Kembali lagi pada apa yang saya lakukan. Apa risikonya? Tentu terkadang apabila tidak
mengikuti hati nurani, hal tersebut dapat menjadi tertinggal di perasaan saya. Namun menurut
saya tidak semua hal harus didasarkan hati nurani, namun ada kalanya menggunakan logika yang
juga dilandasi sudut pandang. Banyak contoh-contoh yang terjadi dalam keluarga saya, ketika
hati nurani dan logika tidak sejalan dalam menghadapi masalah di keluarga.

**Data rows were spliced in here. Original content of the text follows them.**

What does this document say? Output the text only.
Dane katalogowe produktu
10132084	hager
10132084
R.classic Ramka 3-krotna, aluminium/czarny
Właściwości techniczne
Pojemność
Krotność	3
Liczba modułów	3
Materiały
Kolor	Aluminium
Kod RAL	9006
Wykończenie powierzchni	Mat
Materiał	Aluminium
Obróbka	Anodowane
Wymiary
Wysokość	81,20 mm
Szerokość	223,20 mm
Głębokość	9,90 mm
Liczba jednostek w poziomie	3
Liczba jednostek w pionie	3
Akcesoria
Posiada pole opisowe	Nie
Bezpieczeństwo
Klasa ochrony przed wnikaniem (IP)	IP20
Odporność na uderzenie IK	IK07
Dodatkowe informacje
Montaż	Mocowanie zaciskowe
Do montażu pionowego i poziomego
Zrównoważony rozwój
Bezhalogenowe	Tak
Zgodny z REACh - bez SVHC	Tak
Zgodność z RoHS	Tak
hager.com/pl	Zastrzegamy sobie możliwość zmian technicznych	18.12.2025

(Desi dan Ivana) Hati nurani menurut islam sering disebut sebagai “Qalbu”. Qalbu sendiri
berasal dari bahasa arab “Qalb”, dimana Qalb adalah bentuk mashdar dari akar Qalaba, Qalban,
Yaqlibu yang berarti memalingkan atau membalikkan. Qalb merupakan suatu anugerah Allah
swt. yang diberikan kepada manusia yang mempunyai kedudukan dan fungsi yang sangat
penting dan utama, sebab qalb berfungsi sebagai penggerak dan pengontrol anggota tubuh
lainnya. Qalb adalah salah satu aspek terdalam dalam jiwa manusia yang senantiasa menilai
benar salahnya perasaan, niat, angan-angan, pemikiran, hasrat, sikap dan tindakan seseorang,
terutama dirinya sendiri. Sekalipun qalb ini cenderung menunjukkan hal yang benar dan hal
yang salah, tetapi tidak jarang mengalami keragu-raguan dan sengketa batin sehingga seakan-
akan sulit menentukan yang benar dan yang salah. Melalui nurani, Allah membiarkan kita tahu
sikap dan perilaku terbaik dan paling indah. Nurani menjadikan manusia mendapatkan petunjuk
guna menempuh jalan yang benar dan lurus. Seseorang yang mau mendengar hati nuraninya
akan mencari jawaban dan menjelajahi apa yang terlihat di sekelilingnya untuk kebenaran.